After you create a VM in Azure the following is the key:
/dev/sda – OSDISK
/dev/sdb – DATA DISK
/dev/sdc – TEMP DISK (managed by Azure)
Please take care! If in this situation you create the adequate partitions then make the automatic mount in fstab you will be facing some serious issues after the next reboot (worst case your VM won’t be available anymore)
What should you do? Short answer: Reboot your machine before you want to create the partitions and mountings
After the rebout you can see the followings:
/dev/sda – OSDISK
/dev/sdb – TEMP DISK (managed by Azure)
/dev/sdc – DATA DISK
Yes! This is we wanted to achieve and after all reboots this will be the final picture regarding disks. From now you can create your partitions and you can do the automatic mounts in fstab (with UUID).
Same UUID for OSDISK
There is a pain point regardint Linux VMs in Azure: There is not console during boot.
So something happens with our Linux machine during boot we cannot fix the issue via ssh console. 🙁
Good news and everyone relized that we can mount the fixable VM’s OsDisk to another VM and we can fix the most of issues. 🙂
This is a fairy tale until this point then you will be in trouble when try to mount the harmed VHD to a working VM because you will get an error message to “can’t mount…”.

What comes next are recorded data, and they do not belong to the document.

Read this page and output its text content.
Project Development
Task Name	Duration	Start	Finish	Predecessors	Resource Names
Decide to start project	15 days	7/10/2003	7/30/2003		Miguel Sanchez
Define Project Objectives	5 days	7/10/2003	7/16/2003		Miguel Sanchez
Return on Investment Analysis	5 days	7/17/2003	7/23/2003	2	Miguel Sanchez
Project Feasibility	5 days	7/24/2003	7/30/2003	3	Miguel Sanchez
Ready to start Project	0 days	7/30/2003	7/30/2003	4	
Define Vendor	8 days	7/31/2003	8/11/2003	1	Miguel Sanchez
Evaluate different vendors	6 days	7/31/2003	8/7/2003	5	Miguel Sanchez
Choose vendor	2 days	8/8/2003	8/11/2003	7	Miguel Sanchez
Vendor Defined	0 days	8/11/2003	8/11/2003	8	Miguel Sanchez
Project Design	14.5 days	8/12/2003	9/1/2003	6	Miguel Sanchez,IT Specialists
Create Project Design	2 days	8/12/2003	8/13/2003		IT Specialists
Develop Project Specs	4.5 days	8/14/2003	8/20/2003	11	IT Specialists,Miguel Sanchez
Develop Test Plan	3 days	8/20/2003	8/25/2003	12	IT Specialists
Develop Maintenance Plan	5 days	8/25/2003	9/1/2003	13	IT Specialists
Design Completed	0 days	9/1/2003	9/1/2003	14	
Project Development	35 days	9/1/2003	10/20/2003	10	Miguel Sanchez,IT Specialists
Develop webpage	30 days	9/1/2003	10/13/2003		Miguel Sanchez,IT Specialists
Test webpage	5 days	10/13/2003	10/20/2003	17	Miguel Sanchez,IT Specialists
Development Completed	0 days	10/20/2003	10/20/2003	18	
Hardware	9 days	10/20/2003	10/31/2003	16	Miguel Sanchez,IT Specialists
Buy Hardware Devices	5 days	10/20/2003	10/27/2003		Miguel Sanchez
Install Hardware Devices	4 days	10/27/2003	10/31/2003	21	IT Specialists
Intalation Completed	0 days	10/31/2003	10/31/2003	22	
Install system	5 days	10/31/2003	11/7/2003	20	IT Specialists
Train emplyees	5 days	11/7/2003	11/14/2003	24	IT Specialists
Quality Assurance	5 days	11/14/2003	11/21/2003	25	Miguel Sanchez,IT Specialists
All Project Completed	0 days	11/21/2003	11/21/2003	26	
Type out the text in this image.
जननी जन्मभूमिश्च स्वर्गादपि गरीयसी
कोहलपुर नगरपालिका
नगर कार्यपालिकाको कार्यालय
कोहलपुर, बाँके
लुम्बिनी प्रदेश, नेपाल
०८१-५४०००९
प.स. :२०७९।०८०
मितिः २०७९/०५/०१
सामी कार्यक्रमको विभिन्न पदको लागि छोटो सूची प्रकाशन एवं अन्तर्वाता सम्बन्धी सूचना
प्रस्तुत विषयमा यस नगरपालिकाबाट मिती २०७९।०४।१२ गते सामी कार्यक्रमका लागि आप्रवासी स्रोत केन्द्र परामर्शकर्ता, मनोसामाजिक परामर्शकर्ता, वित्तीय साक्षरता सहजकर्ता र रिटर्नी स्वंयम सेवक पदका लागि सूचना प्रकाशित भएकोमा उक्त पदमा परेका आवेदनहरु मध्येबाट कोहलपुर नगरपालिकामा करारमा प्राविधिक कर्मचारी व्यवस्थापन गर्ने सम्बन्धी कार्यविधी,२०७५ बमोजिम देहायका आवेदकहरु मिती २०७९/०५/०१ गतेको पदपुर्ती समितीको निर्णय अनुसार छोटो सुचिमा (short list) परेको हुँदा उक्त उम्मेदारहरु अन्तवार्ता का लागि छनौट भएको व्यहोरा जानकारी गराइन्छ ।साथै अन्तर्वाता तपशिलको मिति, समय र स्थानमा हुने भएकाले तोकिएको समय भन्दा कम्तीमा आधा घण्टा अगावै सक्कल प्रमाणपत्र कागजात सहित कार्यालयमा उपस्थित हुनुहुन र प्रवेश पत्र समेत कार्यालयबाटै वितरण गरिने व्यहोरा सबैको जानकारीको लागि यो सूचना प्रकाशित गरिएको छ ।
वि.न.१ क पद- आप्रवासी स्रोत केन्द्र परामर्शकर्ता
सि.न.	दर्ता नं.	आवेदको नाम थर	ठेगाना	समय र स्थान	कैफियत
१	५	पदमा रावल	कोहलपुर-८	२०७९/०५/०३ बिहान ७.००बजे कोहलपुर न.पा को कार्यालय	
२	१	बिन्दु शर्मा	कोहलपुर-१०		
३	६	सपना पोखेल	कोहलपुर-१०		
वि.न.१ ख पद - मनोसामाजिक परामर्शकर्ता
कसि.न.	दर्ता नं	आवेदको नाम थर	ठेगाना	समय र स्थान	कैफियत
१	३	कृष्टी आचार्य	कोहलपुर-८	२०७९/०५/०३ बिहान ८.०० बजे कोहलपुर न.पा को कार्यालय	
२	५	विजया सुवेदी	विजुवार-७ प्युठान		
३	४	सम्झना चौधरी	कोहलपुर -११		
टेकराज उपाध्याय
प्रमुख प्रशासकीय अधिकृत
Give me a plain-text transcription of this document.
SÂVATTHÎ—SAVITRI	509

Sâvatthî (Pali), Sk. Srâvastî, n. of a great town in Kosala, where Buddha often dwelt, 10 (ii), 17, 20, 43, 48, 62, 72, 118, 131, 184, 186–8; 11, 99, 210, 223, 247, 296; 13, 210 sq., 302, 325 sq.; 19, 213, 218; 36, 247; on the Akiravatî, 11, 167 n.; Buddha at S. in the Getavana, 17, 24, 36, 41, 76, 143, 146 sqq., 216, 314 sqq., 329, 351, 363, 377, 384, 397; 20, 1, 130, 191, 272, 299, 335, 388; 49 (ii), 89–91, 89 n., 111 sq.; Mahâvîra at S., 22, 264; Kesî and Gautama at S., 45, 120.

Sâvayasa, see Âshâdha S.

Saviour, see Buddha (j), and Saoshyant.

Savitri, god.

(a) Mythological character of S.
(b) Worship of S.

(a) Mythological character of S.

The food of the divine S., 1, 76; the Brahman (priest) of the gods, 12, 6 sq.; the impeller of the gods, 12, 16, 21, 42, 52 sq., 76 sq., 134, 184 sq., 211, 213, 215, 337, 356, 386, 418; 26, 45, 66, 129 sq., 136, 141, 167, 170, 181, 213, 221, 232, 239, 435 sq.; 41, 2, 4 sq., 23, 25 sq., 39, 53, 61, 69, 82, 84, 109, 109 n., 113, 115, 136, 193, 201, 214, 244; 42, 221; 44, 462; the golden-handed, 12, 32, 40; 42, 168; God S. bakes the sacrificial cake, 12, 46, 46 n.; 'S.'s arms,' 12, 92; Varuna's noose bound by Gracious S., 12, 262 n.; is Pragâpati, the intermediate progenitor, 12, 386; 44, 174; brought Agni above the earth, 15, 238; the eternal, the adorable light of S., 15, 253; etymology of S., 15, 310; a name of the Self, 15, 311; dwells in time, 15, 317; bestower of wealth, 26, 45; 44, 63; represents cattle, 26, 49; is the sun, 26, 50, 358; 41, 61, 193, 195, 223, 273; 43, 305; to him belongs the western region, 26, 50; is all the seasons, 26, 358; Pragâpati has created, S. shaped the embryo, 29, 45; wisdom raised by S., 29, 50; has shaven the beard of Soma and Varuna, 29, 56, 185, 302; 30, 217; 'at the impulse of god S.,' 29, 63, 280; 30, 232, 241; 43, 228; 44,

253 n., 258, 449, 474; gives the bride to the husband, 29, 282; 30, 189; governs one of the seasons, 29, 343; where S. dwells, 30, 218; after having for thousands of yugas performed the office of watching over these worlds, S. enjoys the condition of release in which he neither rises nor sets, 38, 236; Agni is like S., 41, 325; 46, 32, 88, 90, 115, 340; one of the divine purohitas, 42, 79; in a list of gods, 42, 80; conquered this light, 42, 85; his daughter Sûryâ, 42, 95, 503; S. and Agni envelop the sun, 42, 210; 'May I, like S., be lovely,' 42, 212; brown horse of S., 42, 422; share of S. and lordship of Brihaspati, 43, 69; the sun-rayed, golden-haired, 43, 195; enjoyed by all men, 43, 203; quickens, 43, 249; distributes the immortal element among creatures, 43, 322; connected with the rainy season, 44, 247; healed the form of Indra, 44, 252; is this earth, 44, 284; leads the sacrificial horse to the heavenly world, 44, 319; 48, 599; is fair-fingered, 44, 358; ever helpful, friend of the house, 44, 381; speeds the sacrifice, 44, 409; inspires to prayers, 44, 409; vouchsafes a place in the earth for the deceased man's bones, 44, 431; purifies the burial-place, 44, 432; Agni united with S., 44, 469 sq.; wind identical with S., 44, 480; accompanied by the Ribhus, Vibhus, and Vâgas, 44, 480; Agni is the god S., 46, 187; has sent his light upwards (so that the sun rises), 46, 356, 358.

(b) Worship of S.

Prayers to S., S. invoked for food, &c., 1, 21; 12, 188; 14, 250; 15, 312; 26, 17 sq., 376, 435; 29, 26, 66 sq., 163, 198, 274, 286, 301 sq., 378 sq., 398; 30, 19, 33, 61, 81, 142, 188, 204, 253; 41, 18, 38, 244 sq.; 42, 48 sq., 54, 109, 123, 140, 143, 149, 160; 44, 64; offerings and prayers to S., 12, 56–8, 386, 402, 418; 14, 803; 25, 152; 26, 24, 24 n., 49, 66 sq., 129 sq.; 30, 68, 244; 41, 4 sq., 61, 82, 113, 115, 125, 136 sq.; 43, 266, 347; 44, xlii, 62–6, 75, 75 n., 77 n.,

I must say this is normal and required because in Azure when you create a VM from basic Azure image the OS Disk UUIDs’ will be same regarding your all VMs. Therefore you cannot mount the other VM’s Os Disk. In this case you have to use the -o nouuid option in mount command. Example: mount -o nouuid /dev/sdd1 /data/external
It works and you can fix the harmed OS Disk then the life is go on – and your VM as well.